12 Outubro 2023
“Jon Fosse se junta à lista de escritores como Graham Greene, Flannery O’Connor, Julien Green e Heinrich Böll que ousaram desafiar a modernidade, postulando a existência de Deus. A Academia Sueca premiou essa rebeldia intempestiva. Fosse nos ensina que a esperança é sempre mais poderosa que a experiência. Sob a sua luz, abrem-se caminhos. Longe dela, só há abismos”, escreve Rafael Narbona, escritor e crítico literário, em artigo publicado por El Cultural, 10-10-2023. A tradução é do Cepat.
O último Prêmio Nobel de Literatura foi para o escritor norueguês Jon Fosse. Fosse é católico e não se contenta em reiterar teses existencialistas, trufadas de pessimismo. O mundo não lhe parece absurdo. A realidade não é apenas biologia e química, mas um processo feliz no qual emergem o amor, o bem e a beleza. E essa tríade não é uma simples convenção social, mas um sinal de transcendência. Em nosso interior, fulgura uma centelha divina.
Para Fosse, o essencial não é narrar uma peripécia, mas criar uma atmosfera que propicie uma revelação. O mundo exterior é apenas um caminho para o mundo interior. Descrever uma paisagem é um exercício de introspecção, não uma mera recreação. Quando algo é descrito, por mais clareza que se alcance, sempre há algo que escapa e isso é o essencial. Para além do que os olhos veem e as palavras reproduzem, há algo irrepresentável, mas que é autenticamente real.
Fosse não escreve para se apropriar da realidade, mas para apontar os limites da compreensão humana. A razão não pode oferecer o sentido do mundo. Só a experiência mística pode criar uma abertura que nos ajude a vislumbrá-lo, mas de uma forma incompleta. Fosse é um visionário que aceitou a penumbra do não saber, um asceta que usa as palavras para propagar o silêncio, um escritor do limite.
Sócrates destacou que a sabedoria começa com um limite. O limite é o território fronteiriço entre o que se manifesta e o que resiste a se objetificar. Paradoxalmente, o que se esconde é o fundamento do que aparece. Podemos chamar esse limite de Deus, embora saibamos que essas quatro letras são apenas um sinal incapaz de expressar o que representam.

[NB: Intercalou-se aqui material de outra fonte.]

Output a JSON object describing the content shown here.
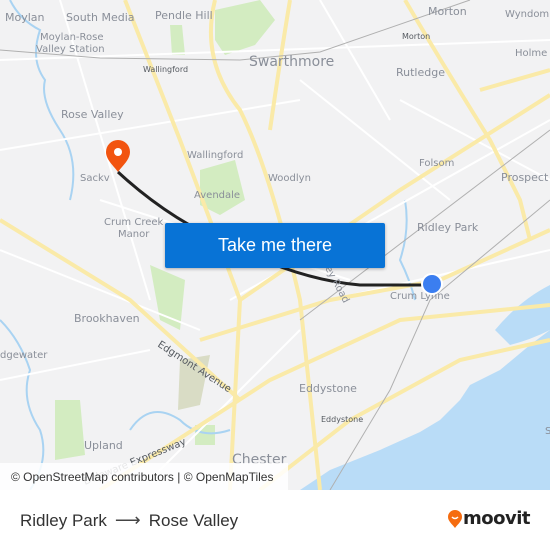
{
  "map": {
    "labels": {
      "moylan": "Moylan",
      "south_media": "South Media",
      "pendle_hill": "Pendle Hill",
      "moylan_rose_1": "Moylan-Rose",
      "moylan_rose_2": "Valley Station",
      "wallingford_station": "Wallingford",
      "swarthmore": "Swarthmore",
      "morton_area": "Morton",
      "morton_station": "Morton",
      "wyndmoor": "Wyndom",
      "holmes": "Holme",
      "rutledge": "Rutledge",
      "rose_valley": "Rose Valley",
      "wallingford": "Wallingford",
      "folsom": "Folsom",
      "prospect": "Prospect",
      "sackville": "Sackv",
      "avendale": "Avendale",
      "woodlyn": "Woodlyn",
      "crum_creek_1": "Crum Creek",
      "crum_creek_2": "Manor",
      "ridley_park": "Ridley Park",
      "crum_lynne": "Crum Lynne",
      "road_label": "ey Road",
      "brookhaven": "Brookhaven",
      "edgewater": "dgewater",
      "edgmont": "Edgmont Avenue",
      "eddystone_area": "Eddystone",
      "eddystone_station": "Eddystone",
      "upland": "Upland",
      "expressway": "Delaware Expressway",
      "chester": "Chester",
      "s_edge": "S"
    },
    "origin": "Ridley Park",
    "destination": "Rose Valley",
    "cta_label": "Take me there",
    "attribution": "© OpenStreetMap contributors | © OpenMapTiles"
  },
  "footer": {
    "from": "Ridley Park",
    "arrow": "⟶",
    "to": "Rose Valley",
    "brand": "moovit"
  },
  "colors": {
    "cta": "#0873d6",
    "origin_dot": "#3b7ef0",
    "destination_pin": "#f2540f",
    "route_line": "#222222",
    "water": "#b9dcf7",
    "park": "#d3ecc1",
    "major_road": "#faeaa8",
    "brand_orange": "#f56c10"
  }
}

O positivismo lógico sustenta que Deus é uma palavra vazia de conteúdo, pois não designa nenhum objeto do mundo físico. Esta objeção não leva em conta que Deus não é um dado empírico, mas alteridade radical. Como destaca George Steiner, as fronteiras do conhecimento não são limites empobrecedores, mas o que nos faz experimentar “a certeza de um sentido divino que nos supera e nos envolve”. O que chamamos de transcendência não é algo que está fora, além, mas algo que começa no aqui e agora, manifestando a profundidade do real.
Não se alcança a experiência religiosa só por meio de ritos, mas também pela poesia, a música, a pintura, e a sua missão não é competir com a razão científica, mas nos ajudar a encontrar a paz interior. Não se trata de se consolar com a ilusão de hipotéticos outros mundos, mas de habitar o mundo com serenidade e coragem.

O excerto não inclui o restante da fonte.